Far from taking the view that the “place or city sells itself”, most cities in the world, even those with substantive visitor numbers (like New York or Paris) actively and continuously present themselves to potential visitors to create sustainable demand.

This is a necessary although difficult task. Today and tomorrow constitute the age of the urban tourist. The notion of people wishing to escape and take vacations in non-urban areas is a myth. Urban tourism dominates the landscape – over 30% of all global visitor revenue is expended in the top 150 visited cities and, taking tourism as a whole, over 70% of tourism spend occurs in urban areas. For most people to escape means to explore different and new cultures and for them cities are the epicentres of modern, living culture.
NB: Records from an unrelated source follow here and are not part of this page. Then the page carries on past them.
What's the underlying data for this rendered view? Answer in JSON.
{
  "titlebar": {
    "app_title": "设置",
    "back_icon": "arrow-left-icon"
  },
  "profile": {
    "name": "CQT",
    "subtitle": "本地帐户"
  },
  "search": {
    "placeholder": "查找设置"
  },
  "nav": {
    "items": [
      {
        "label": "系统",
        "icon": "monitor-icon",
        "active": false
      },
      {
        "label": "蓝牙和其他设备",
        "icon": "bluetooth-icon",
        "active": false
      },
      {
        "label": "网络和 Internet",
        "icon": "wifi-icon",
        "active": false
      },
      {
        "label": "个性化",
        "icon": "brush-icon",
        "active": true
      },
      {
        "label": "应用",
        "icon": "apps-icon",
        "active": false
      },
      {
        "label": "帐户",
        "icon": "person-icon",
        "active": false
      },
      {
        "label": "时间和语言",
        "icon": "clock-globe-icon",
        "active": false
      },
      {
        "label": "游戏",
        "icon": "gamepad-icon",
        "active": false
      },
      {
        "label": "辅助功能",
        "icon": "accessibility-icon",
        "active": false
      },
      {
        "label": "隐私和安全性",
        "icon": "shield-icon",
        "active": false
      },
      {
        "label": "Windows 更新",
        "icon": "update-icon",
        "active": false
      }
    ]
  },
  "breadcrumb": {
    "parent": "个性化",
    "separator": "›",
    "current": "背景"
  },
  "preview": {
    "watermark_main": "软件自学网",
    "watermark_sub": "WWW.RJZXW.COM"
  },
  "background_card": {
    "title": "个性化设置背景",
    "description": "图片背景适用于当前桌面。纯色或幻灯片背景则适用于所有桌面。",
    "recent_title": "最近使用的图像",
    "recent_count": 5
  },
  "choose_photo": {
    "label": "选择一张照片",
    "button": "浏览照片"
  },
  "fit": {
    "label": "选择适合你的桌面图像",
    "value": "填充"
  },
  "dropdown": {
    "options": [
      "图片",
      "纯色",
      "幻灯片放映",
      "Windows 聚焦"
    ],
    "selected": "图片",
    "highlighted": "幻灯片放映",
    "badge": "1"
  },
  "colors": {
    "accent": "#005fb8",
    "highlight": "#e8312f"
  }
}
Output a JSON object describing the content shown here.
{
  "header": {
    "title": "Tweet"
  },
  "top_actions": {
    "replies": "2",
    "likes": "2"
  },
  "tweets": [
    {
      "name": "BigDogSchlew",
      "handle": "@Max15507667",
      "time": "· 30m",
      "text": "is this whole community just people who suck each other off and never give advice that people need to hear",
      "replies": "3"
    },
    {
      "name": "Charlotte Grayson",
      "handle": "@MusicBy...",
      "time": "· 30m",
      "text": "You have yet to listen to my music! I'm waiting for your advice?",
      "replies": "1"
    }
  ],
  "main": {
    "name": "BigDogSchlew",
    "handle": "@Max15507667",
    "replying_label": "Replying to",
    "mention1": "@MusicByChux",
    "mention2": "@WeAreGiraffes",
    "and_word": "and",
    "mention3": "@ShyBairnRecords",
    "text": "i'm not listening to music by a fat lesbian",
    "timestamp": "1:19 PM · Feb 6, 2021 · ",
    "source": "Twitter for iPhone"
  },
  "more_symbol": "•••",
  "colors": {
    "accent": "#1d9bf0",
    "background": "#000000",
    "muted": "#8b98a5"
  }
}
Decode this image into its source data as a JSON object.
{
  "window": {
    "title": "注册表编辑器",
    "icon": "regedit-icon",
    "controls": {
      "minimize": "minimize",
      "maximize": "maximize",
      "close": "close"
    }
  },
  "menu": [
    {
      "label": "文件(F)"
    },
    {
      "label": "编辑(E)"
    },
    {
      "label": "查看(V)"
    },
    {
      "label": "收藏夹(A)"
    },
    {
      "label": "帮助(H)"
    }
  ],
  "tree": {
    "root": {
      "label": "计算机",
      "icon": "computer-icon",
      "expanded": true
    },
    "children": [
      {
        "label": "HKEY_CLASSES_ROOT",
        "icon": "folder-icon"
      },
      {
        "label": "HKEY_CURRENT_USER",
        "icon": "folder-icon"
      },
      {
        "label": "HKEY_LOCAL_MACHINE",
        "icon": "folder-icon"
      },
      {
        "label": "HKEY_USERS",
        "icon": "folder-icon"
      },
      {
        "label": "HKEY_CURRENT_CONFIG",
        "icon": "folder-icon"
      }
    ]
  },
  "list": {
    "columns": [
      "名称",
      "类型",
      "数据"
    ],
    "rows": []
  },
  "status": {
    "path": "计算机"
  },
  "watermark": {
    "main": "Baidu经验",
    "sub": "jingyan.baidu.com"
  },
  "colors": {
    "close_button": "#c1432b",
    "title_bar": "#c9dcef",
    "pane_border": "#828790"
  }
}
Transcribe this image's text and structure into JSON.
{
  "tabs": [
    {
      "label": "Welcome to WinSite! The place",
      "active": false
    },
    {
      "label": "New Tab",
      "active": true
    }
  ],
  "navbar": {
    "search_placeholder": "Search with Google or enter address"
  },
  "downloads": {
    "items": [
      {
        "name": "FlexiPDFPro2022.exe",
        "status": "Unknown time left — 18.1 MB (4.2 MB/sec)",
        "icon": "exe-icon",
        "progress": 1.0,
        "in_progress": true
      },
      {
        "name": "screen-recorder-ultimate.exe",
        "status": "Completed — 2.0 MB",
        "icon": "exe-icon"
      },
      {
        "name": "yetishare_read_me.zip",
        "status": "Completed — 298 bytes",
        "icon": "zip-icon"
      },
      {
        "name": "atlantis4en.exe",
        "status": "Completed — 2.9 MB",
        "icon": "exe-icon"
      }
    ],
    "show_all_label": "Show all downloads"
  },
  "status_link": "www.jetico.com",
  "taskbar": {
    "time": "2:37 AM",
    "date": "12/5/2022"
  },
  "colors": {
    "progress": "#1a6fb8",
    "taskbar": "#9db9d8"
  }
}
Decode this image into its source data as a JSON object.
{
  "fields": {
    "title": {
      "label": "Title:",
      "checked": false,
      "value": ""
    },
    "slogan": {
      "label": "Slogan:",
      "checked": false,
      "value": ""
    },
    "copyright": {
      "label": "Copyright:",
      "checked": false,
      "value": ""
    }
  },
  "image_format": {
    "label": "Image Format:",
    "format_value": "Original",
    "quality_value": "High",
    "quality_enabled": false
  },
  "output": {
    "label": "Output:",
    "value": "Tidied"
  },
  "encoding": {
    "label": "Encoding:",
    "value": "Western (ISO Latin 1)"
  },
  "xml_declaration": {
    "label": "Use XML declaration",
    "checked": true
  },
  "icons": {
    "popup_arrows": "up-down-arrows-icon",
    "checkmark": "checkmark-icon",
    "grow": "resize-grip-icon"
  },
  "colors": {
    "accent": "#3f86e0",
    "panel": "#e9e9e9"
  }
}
Tourism marketing is about creating demand for cities
To improve competitiveness and desirability, many cities not only promote their regular attractions but also distinguish their destinations from others. Effective visitor demand creation results from linking the city with the motivations of potential visitors. If well executed, this attracts more visitors, improves economic growth and contributes to job creation.

It has also been documented that cities exist in their own right, with their own identity, and unique attributes, quite apart and independent from the countries in which they exist. Arguably, cities actually take precedence over countries in the minds of potential visitors. One only has to think about cities such as London, Glasgow, Sydney, San Francisco, Boston, Nice and Florence to realise that they have individual characters and a unique potential for drawing visitors to them.

Cities are considered to be the new super-brands of the 21st century and according the Communications Group from the UK, “the prisms through which countries are viewed”. This does not mean that visitors do not explore the regions beyond cities – for most visitors, city boundaries are undefined and irrelevant.

All is not well though … There are over 1 000 locations in Europe alone, all promoting exactly the same thing, looking identical and representing themselves in similar ways through pictures of people playing golf, sunning themselves on golden beaches, people in airplanes taking off. These places have become commodities, indistinguishable from one another and offering little or no added value. As a consequence, their industries have stagnated and marketing focus has gravitated toward emerging markets (primarily Asian ones).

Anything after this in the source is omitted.